DIW Prognose
Henrik Voigt in DAX Daily
vom 6. Januar 2012, 08:30 Uhr
ENL5454
die deutsche Wirtschaft soll nach der jüngsten Schätzung des Deutschen Instituts für Wirtschaftsforschung (DIW Berlin) zum Jahresbeginn 2012 leicht schrumpfen. Für das Gesamtjahr sehen die Ökonomen jedoch ein leichtes Wachstum von 0,6 Prozent. Vor nicht einmal acht Monaten hatten die Experten noch 1,4% ermittelt. Drei Monate nach dieser Prognose hieß es dann im April 2011 vom DIW, die Konjunktur werde zwar an Schwung verlieren, sie stehe aber auf einer soliden Grundlage. Die Aussichten für 2012 wurden sogar noch einmal um 0,1 Prozent nach oben revidiert - die Wirtschaft werde um 1,4 Prozent wachsen, hieß es damals.
Trotz dieser schlechten Prognosequalität blicken die Wirtschaftsforscher gerne noch weiter in die Zukunft: „Dank des ab dem Sommer diesen Jahres einsetzenden Aufholwachstums rechnen wir für 2013 aber wieder mit einem Wachstum von 2,2 Prozent", sagt DIW-Konjunkturchef Ferdinand Fichtner.
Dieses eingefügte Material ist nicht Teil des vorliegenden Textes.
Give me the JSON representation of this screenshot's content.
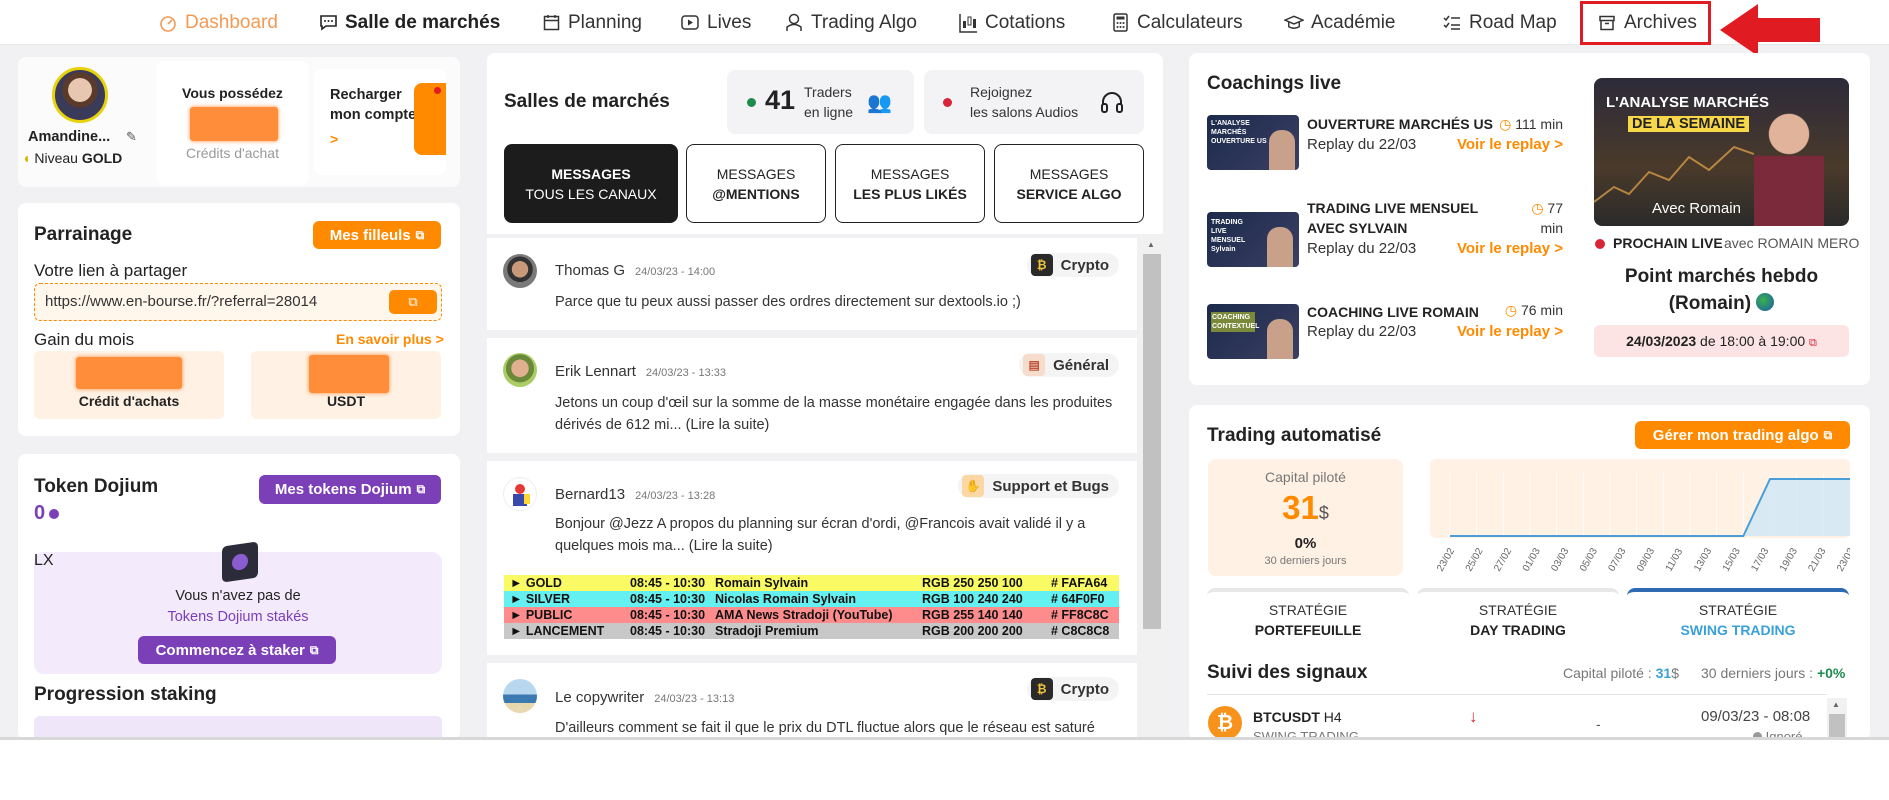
{
  "nav": {
    "items": [
      {
        "label": "Dashboard",
        "icon": "dashboard-icon"
      },
      {
        "label": "Salle de marchés",
        "icon": "chat-icon"
      },
      {
        "label": "Planning",
        "icon": "calendar-icon"
      },
      {
        "label": "Lives",
        "icon": "play-icon"
      },
      {
        "label": "Trading Algo",
        "icon": "robot-icon"
      },
      {
        "label": "Cotations",
        "icon": "candles-icon"
      },
      {
        "label": "Calculateurs",
        "icon": "calculator-icon"
      },
      {
        "label": "Académie",
        "icon": "graduation-cap-icon"
      },
      {
        "label": "Road Map",
        "icon": "checklist-icon"
      },
      {
        "label": "Archives",
        "icon": "archive-icon"
      }
    ],
    "active_color": "#f39a54",
    "highlight_color": "#e11b22"
  },
  "profile": {
    "name": "Amandine...",
    "level_prefix": "Niveau",
    "level": "GOLD",
    "owned_title": "Vous possédez",
    "owned_sub": "Crédits d'achat",
    "recharge_label": "Recharger mon compte",
    "recharge_arrow": ">"
  },
  "referral": {
    "title": "Parrainage",
    "button": "Mes filleuls",
    "link_label": "Votre lien à partager",
    "link_value": "https://www.en-bourse.fr/?referral=28014",
    "gain_label": "Gain du mois",
    "learn_more": "En savoir plus >",
    "credit_label": "Crédit d'achats",
    "usdt_label": "USDT"
  },
  "token": {
    "title": "Token Dojium",
    "button": "Mes tokens Dojium",
    "count": "0",
    "empty_line1": "Vous n'avez pas de",
    "empty_line2": "Tokens Dojium stakés",
    "stake_button": "Commencez à staker",
    "progress_title": "Progression staking"
  },
  "rooms": {
    "title": "Salles de marchés",
    "online_count": "41",
    "online_label1": "Traders",
    "online_label2": "en ligne",
    "audio_label1": "Rejoignez",
    "audio_label2": "les salons Audios",
    "tabs": [
      {
        "top": "MESSAGES",
        "bottom": "TOUS LES CANAUX"
      },
      {
        "top": "MESSAGES",
        "bottom": "@MENTIONS"
      },
      {
        "top": "MESSAGES",
        "bottom": "LES PLUS LIKÉS"
      },
      {
        "top": "MESSAGES",
        "bottom": "SERVICE ALGO"
      }
    ]
  },
  "messages": [
    {
      "author": "Thomas G",
      "date": "24/03/23 - 14:00",
      "channel": "Crypto",
      "text": "Parce que tu peux aussi passer des ordres directement sur dextools.io ;)"
    },
    {
      "author": "Erik Lennart",
      "date": "24/03/23 - 13:33",
      "channel": "Général",
      "text": "Jetons un coup d'œil sur la somme de la masse monétaire engagée dans les produites dérivés de 612 mi... (Lire la suite)"
    },
    {
      "author": "Bernard13",
      "date": "24/03/23 - 13:28",
      "channel": "Support et Bugs",
      "text": "Bonjour @Jezz A propos du planning sur écran d'ordi, @Francois avait validé il y a quelques mois ma... (Lire la suite)"
    },
    {
      "author": "Le copywriter",
      "date": "24/03/23 - 13:13",
      "channel": "Crypto",
      "text": "D'ailleurs comment se fait il que le prix du DTL fluctue alors que le réseau est saturé"
    }
  ],
  "planning_table": [
    {
      "name": "► GOLD",
      "time": "08:45 - 10:30",
      "who": "Romain Sylvain",
      "rgb": "RGB 250 250 100",
      "hex": "# FAFA64",
      "bg": "#FAFA64"
    },
    {
      "name": "► SILVER",
      "time": "08:45 - 10:30",
      "who": "Nicolas Romain Sylvain",
      "rgb": "RGB 100 240 240",
      "hex": "# 64F0F0",
      "bg": "#64F0F0"
    },
    {
      "name": "► PUBLIC",
      "time": "08:45 - 10:30",
      "who": "AMA News Stradoji (YouTube)",
      "rgb": "RGB 255 140 140",
      "hex": "# FF8C8C",
      "bg": "#FF8C8C"
    },
    {
      "name": "► LANCEMENT",
      "time": "08:45 - 10:30",
      "who": "Stradoji Premium",
      "rgb": "RGB 200 200 200",
      "hex": "# C8C8C8",
      "bg": "#C8C8C8"
    }
  ],
  "coaching": {
    "title": "Coachings live",
    "items": [
      {
        "title": "OUVERTURE MARCHÉS US",
        "duration": "111 min",
        "replay": "Replay du 22/03",
        "link": "Voir le replay >"
      },
      {
        "title": "TRADING LIVE MENSUEL AVEC SYLVAIN",
        "duration": "77 min",
        "replay": "Replay du 22/03",
        "link": "Voir le replay >"
      },
      {
        "title": "COACHING LIVE ROMAIN",
        "duration": "76 min",
        "replay": "Replay du 22/03",
        "link": "Voir le replay >"
      }
    ],
    "thumbs": [
      "L'ANALYSE MARCHÉS OUVERTURE US",
      "TRADING LIVE MENSUEL Sylvain",
      "COACHING CONTEXTUEL"
    ],
    "feature_line1": "L'ANALYSE MARCHÉS",
    "feature_line2": "DE LA SEMAINE",
    "feature_with": "Avec Romain",
    "next_label": "PROCHAIN LIVE",
    "next_with": "avec ROMAIN MERO",
    "next_title": "Point marchés hebdo (Romain)",
    "next_date": "24/03/2023",
    "next_time": "de 18:00 à 19:00"
  },
  "algo": {
    "title": "Trading automatisé",
    "button": "Gérer mon trading algo",
    "capital_label": "Capital piloté",
    "capital_value": "31",
    "capital_unit": "$",
    "perf": "0%",
    "period": "30 derniers jours",
    "strategies": [
      {
        "top": "STRATÉGIE",
        "bottom": "PORTEFEUILLE"
      },
      {
        "top": "STRATÉGIE",
        "bottom": "DAY TRADING"
      },
      {
        "top": "STRATÉGIE",
        "bottom": "SWING TRADING"
      }
    ]
  },
  "chart_data": {
    "type": "line",
    "x": [
      "23/02",
      "25/02",
      "27/02",
      "01/03",
      "03/03",
      "05/03",
      "07/03",
      "09/03",
      "11/03",
      "13/03",
      "15/03",
      "17/03",
      "19/03",
      "21/03",
      "23/03"
    ],
    "series": [
      {
        "values": [
          0,
          0,
          0,
          0,
          0,
          0,
          0,
          0,
          0,
          0,
          0,
          0,
          31,
          31,
          31,
          31
        ]
      }
    ],
    "line_color": "#4a9fd8"
  },
  "signals": {
    "title": "Suivi des signaux",
    "capital_label": "Capital piloté :",
    "capital_value": "31",
    "capital_unit": "$",
    "period_label": "30 derniers jours :",
    "period_value": "+0%",
    "row": {
      "pair": "BTCUSDT",
      "tf": "H4",
      "strategy": "SWING TRADING",
      "dash": "-",
      "date": "09/03/23 - 08:08",
      "status": "Ignoré"
    }
  }
}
Eine wesentliche Einschränkung wird aber auch gleich mitgeliefert: „Das klappt aber nur, wenn die Politik die Krise im Euroraum in den nächsten Monaten überzeugend in den Griff bekommt", so Fichtner weiter. Falls nicht, könne es wirklich zu einer spürbaren Rezession in Deutschland kommen. „Dann droht wirklich eine Negativ-Spirale aus steigender Arbeitslosigkeit und fallender Nachfrage", warnt Fichtner.
Wenn also die Politik nicht so funktioniert wie sie soll (wann tut sie das je?), dann haben die Vorhersager schon den Sündenbock für das Nichteintreten auch dieser neuen Prognose gefunden. Fazit: Die Unsicherheit bleibt hoch. Aber es wäre doch ehrlicher zu sagen; man wisse auch nicht, wie es weitergeht, anstatt mit Zahlen herumzuwerfen, die bis auf die Nachkommastelle Genauigkeit vortäuschen, nur um ein paar Monate später wieder alle Prognosen über den Haufen zu werfen.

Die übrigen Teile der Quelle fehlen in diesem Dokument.